Community Corrections Response to Elder Abuse
Enacted: Feb 2005
WHEREAS, the elderly population, commonly defined as people aged 60 years and older, was nearly 36 million in 2002 and is expected to grow to more than 70 million by 2030. Further, the most vulnerable group of elderly, those aged 85 and older, is predicted to climb from 4.6 million to 9.6 million by 2030 (Administration on Aging, 2003);
WHEREAS, this significant population increase likely will result in escalating incidents of elder abuse and will necessitate a response by justice system professionals;
WHEREAS, elder abuse encompasses both criminal and non-criminal acts of physical abuse, sexual abuse, emotional abuse, financial exploitation, neglect, abandonment, and self-neglect and may have physical, behavioral, social, psychological, and financial consequences for victims;
WHEREAS, many defendants and offenders under community supervision interact with older persons through their living or work situations. These elders may be victimized by acts of abuse, neglect, and exploitation because they trust, depend on, or feel a loyalty or obligation to these defendants or offenders. Elder abuse usually occurs in private, and many victims are unable or unwilling to report it;
WHEREAS, community corrections professionals may have the opportunity to prevent, identify, and respond to elder abuse during the course of their supervision of defendants or offenders through case planning, observation during field contacts, victim disclosure, reports by others in the community, discovery that offenders have unearned funds, and other means. Community corrections professionals, therefore, should be attentive to potential elder abuse indicators when supervising offenders;
WHEREAS, community corrections professionals can always voluntarily report suspected elder abuse to adult protective services or law enforcement agencies, and in some states are mandated to report their suspicions to those agencies. It is further incumbent upon community corrections professionals to collaborate with justice system and community-based agencies and organizations on cases to promote the safety of victims and accountability and behavioral change among offenders;
WHEREAS, the criminal and juvenile justice systems have only recently responded to or acknowledged elder abuse. Currently, few probation and parole agencies have specific policies, training curricula, or systematic methods to help prevent, identify, and track elder abuse cases, and therefore, some agencies may believe elder abuse is an insignificant problem and does not need specific criminal and juvenile justice responses;
WHEREAS, the heightened attention to elder abuse and the potential role of community corrections professionals in addressing it necessitates educating community corrections professionals to prevent, identify, respond to, and coordinate with other service providers in elder abuse cases.
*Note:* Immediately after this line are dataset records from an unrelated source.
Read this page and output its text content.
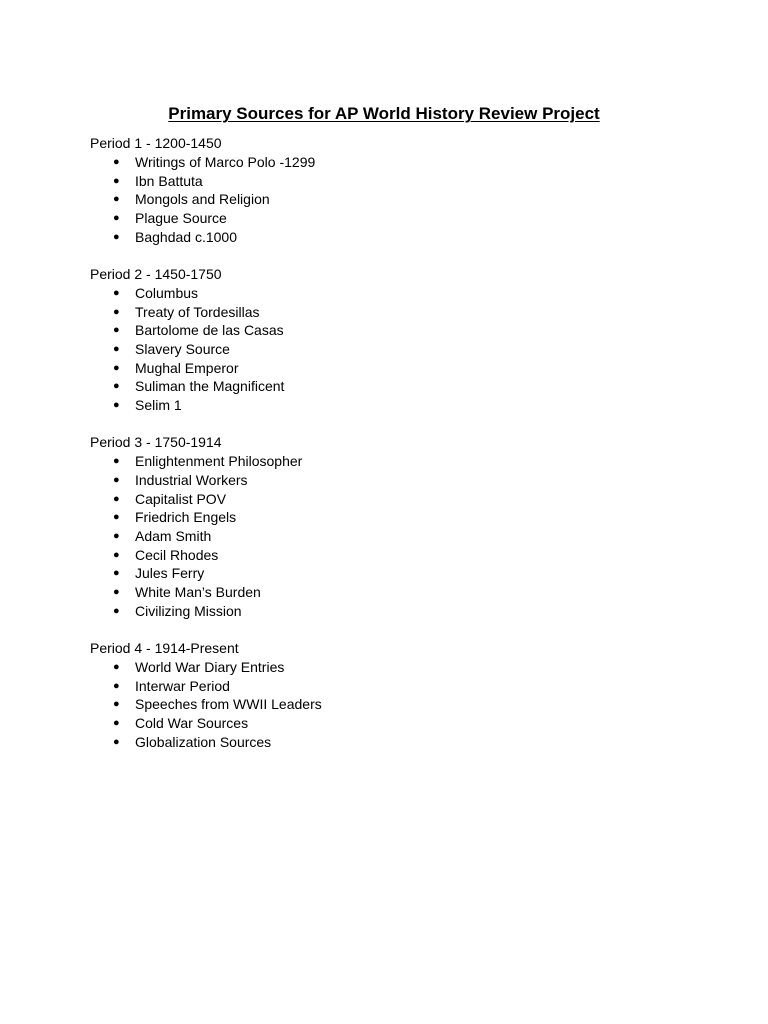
Primary Sources for AP World History Review Project
Period 1 - 1200-1450
● Writings of Marco Polo -1299
● Ibn Battuta
● Mongols and Religion
● Plague Source
● Baghdad c.1000
Period 2 - 1450-1750
● Columbus
● Treaty of Tordesillas
● Bartolome de las Casas
● Slavery Source
● Mughal Emperor
● Suliman the Magnificent
● Selim 1
Period 3 - 1750-1914
● Enlightenment Philosopher
● Industrial Workers
● Capitalist POV
● Friedrich Engels
● Adam Smith
● Cecil Rhodes
● Jules Ferry
● White Man’s Burden
● Civilizing Mission
Period 4 - 1914-Present
● World War Diary Entries
● Interwar Period
● Speeches from WWII Leaders
● Cold War Sources
● Globalization Sources
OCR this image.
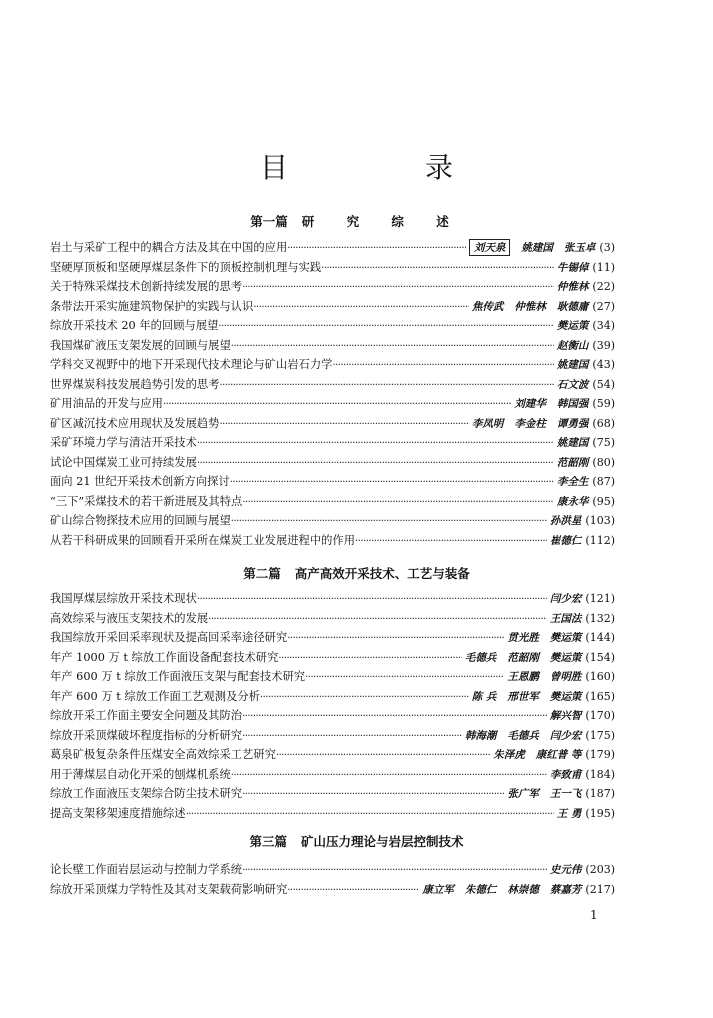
目 录
第一篇 研 究 综 述
岩土与采矿工程中的耦合方法及其在中国的应用 ·····	刘天泉 姚建国 张玉卓 (3)
坚硬厚顶板和坚硬厚煤层条件下的顶板控制机理与实践 ·····	牛锡倬 (11)
关于特殊采煤技术创新持续发展的思考 ·····	仲惟林 (22)
条带法开采实施建筑物保护的实践与认识 ·····	焦传武 仲惟林 耿德庸 (27)
综放开采技术 20 年的回顾与展望 ·····	樊运策 (34)
我国煤矿液压支架发展的回顾与展望 ·····	赵衡山 (39)
学科交叉视野中的地下开采现代技术理论与矿山岩石力学 ·····	姚建国 (43)
世界煤炭科技发展趋势引发的思考 ·····	石文波 (54)
矿用油品的开发与应用 ·····	刘建华 韩国强 (59)
矿区减沉技术应用现状及发展趋势 ·····	李凤明 李金柱 谭勇强 (68)
采矿环境力学与清洁开采技术 ·····	姚建国 (75)
试论中国煤炭工业可持续发展 ·····	范韶刚 (80)
面向 21 世纪开采技术创新方向探讨 ·····	李全生 (87)
“三下”采煤技术的若干新进展及其特点 ·····	康永华 (95)
矿山综合物探技术应用的回顾与展望 ·····	孙洪星 (103)
从若干科研成果的回顾看开采所在煤炭工业发展进程中的作用 ·····	崔德仁 (112)
第二篇 高产高效开采技术、工艺与装备
我国厚煤层综放开采技术现状 ·····	闫少宏 (121)
高效综采与液压支架技术的发展 ·····	王国法 (132)
我国综放开采回采率现状及提高回采率途径研究 ·····	贯光胜 樊运策 (144)
年产 1000 万 t 综放工作面设备配套技术研究 ·····	毛德兵 范韶刚 樊运策 (154)
年产 600 万 t 综放工作面液压支架与配套技术研究 ·····	王恩鹏 曾明胜 (160)
年产 600 万 t 综放工作面工艺观测及分析 ·····	陈 兵 邢世军 樊运策 (165)
综放开采工作面主要安全问题及其防治 ·····	解兴智 (170)
综放开采顶煤破坏程度指标的分析研究 ·····	韩海潮 毛德兵 闫少宏 (175)
葛泉矿极复杂条件压煤安全高效综采工艺研究 ·····	朱泽虎 康红普 等 (179)
用于薄煤层自动化开采的刨煤机系统 ·····	李致甫 (184)
综放工作面液压支架综合防尘技术研究 ·····	张广军 王一飞 (187)
提高支架移架速度措施综述 ·····	王 勇 (195)
第三篇 矿山压力理论与岩层控制技术
论长壁工作面岩层运动与控制力学系统 ·····	史元伟 (203)
综放开采顶煤力学特性及其对支架载荷影响研究 ·····	康立军 朱德仁 林崇德 蔡嘉芳 (217)
1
NOW THEREFORE BE IT RESOLVED, that the Board of Directors of the American Probation and Parole Association hereby endorses and recognizes the importance of taking a proactive stance toward identifying and responding to potential elder abuse, supports efforts to provide professional training opportunities on this topic, and encourages collaboration among justice system and community agencies in providing needed services for victims and offenders.